Should the Grow NJ program apply to low-paying jobs, or only high-paying jobs?

NJPP: If state government is going to be in the business of incentivizing economic growth, then the priorities of the entire population must be taken into account. That means encouraging business growth in economically distressed communities, local workforce development investments and jobs that pay above county median salaries, to name a few.

SGEDC: It is true that both unskilled and skilled jobs are rewarded under the Grow NJ program. After all, New Jersey needs blue collar jobs, too. But unskilled and skilled jobs are not rewarded equally under the program. Rather, there are controls built into the program formula that limit the award amount payable on low-paying jobs and, conversely, there are built-in bonuses that increase the award amount payable on high-paying jobs. Specifically, the total annual award amount under the program’s formula is capped in most parts of the state at 90 percent of the employer’s state withholding tax contribution. This cap has had the effect of reducing the amount payable on low-paying jobs by one-half to two-thirds of the award amount otherwise payable under the program formula. Further, to encourage the retention and attraction of high-salary jobs, there is a per-job bonus under the Grow NJ program for every 35 percent that the company’s annual median salary exceeds the host county’s median salary.

Has the Grow NJ program done anything to promote important public policy objectives?

NJPP: While Grow NJ has ostensibly attracted investment to the state, it’s arguable that the type of development it has spurred has not been the most beneficial for creating dynamic communities.

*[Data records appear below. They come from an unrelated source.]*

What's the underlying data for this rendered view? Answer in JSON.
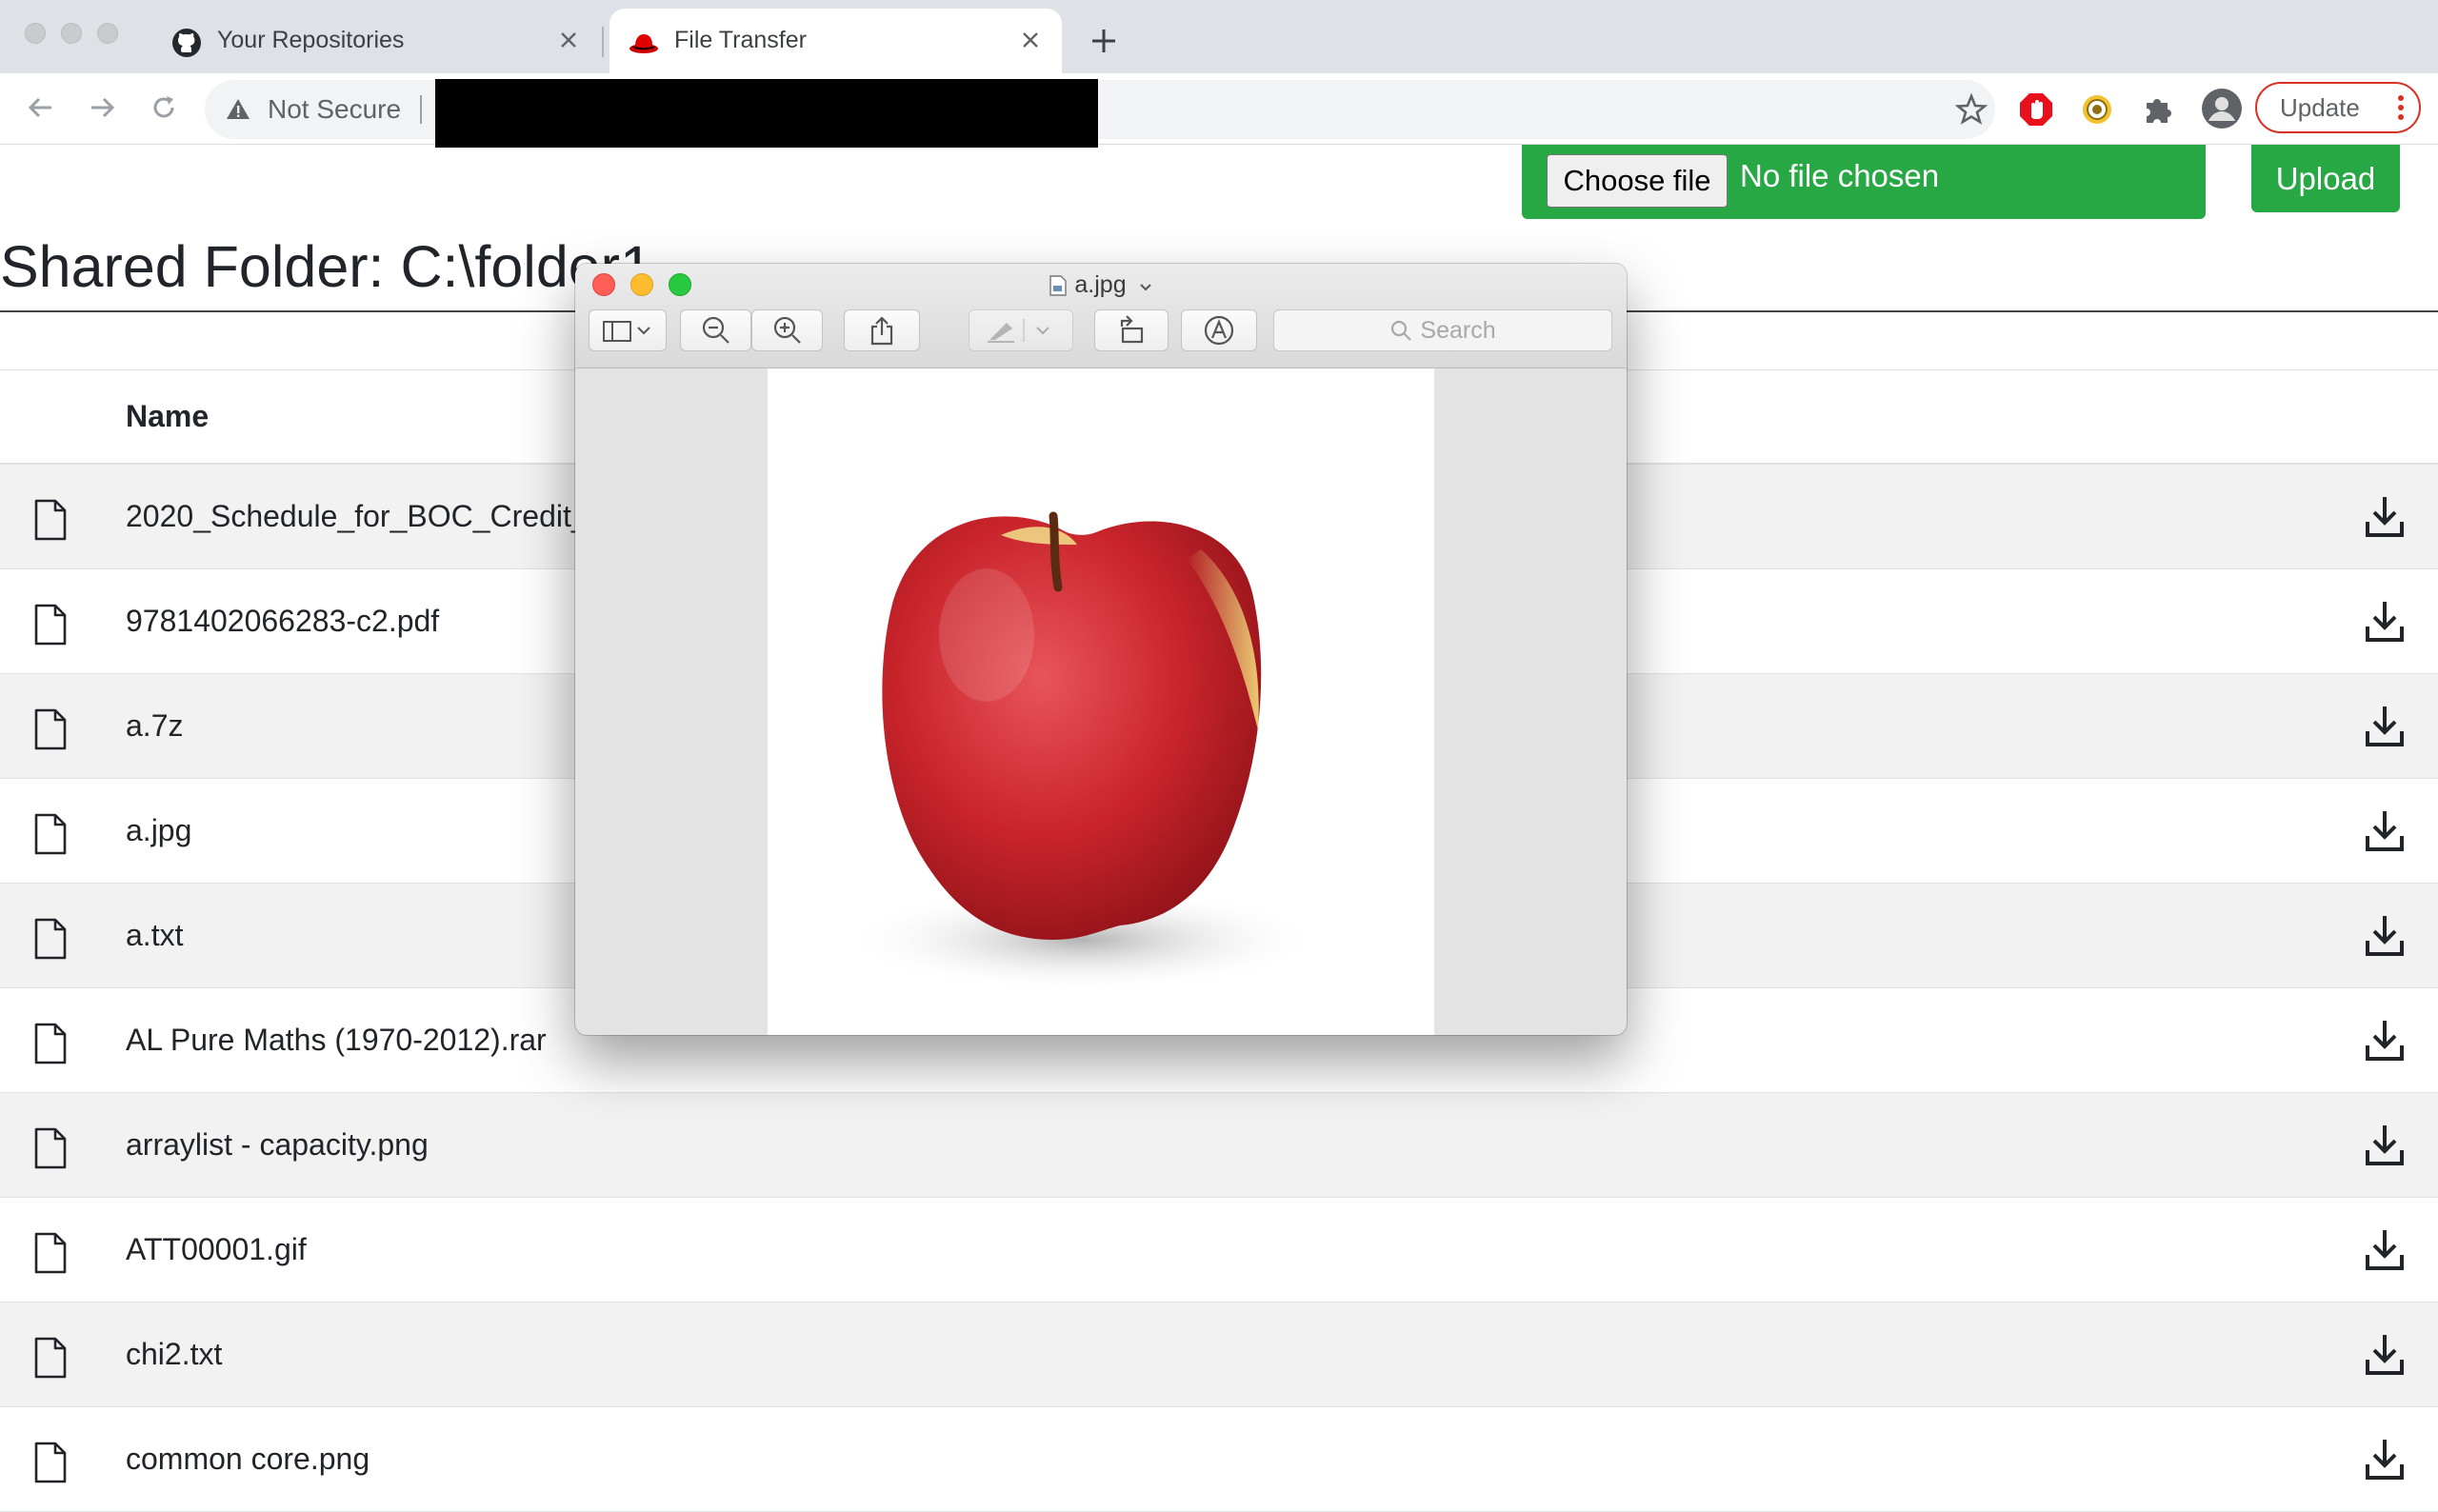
{
  "browser": {
    "tabs": [
      {
        "title": "Your Repositories",
        "icon": "github-icon"
      },
      {
        "title": "File Transfer",
        "icon": "redhat-icon"
      }
    ],
    "address_bar": {
      "security_label": "Not Secure"
    },
    "update_label": "Update"
  },
  "page": {
    "upload": {
      "choose_label": "Choose file",
      "no_file_text": "No file chosen",
      "upload_label": "Upload"
    },
    "title": "Shared Folder: C:\\folder1",
    "table": {
      "header_name": "Name",
      "rows": [
        "2020_Schedule_for_BOC_Credit_Card_Promotion.pdf",
        "9781402066283-c2.pdf",
        "a.7z",
        "a.jpg",
        "a.txt",
        "AL Pure Maths (1970-2012).rar",
        "arraylist - capacity.png",
        "ATT00001.gif",
        "chi2.txt",
        "common core.png"
      ]
    }
  },
  "preview_window": {
    "filename": "a.jpg",
    "search_placeholder": "Search",
    "image_subject": "red apple"
  },
  "colors": {
    "accent_green": "#28a745",
    "update_red": "#d93025"
  }
}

For instance, in Camden, some of the more notable award recipients have been Holtec International, Subaru of America, and the Philadelphia 76ers practice facility. The only thing these developments have added to the city are jobs —and it is debatable what the value of those jobs are —but they’ve done little if anything to help generate foot traffic and attract visitors to Camden. In order for Grow NJ and future subsidy programs to be successful, they must do a better job of promoting the type of development that attracts visitors, induces a diversity of uses in its neighborhood, and furthers the goals of the community’s long-term development master plan.

SGEDC: Yes. The Grow NJ bonus structure has motivated companies to select locations and make other facility decisions that further a number of important state policy goals. For example:

  • A ‘transit-oriented development’ bonus has influenced many companies to select a facility located within walking distance of a commuter bus, train or ferry terminal. A great motivator to encourage the use of mass transit.
  • A ‘large empty office building’ bonus has singlehandedly helped bring back to life stranded assets such as the former Bell Labs facility in Holmdel — now known as BellWorks — which is home to two of Inc. magazine’s ‘Fast Fifty’ tech companies (iCIMS and WorkWave) as a direct result of Grow NJ, and the former Hoffmann-La Roche facility in Clifton/Nutley — now known as ON3 — which will be home to Grow NJ recipients Modern Meadow, Ralph Lauren and Quest.
  • A ‘green building’ bonus if the company goes beyond the minimum green building design requirements and achieves a LEED platinum certification.
  • A ‘targeted industry’ bonus if the company is in one of nine highly-desired industries, including life sciences, technology and applied manufacturing.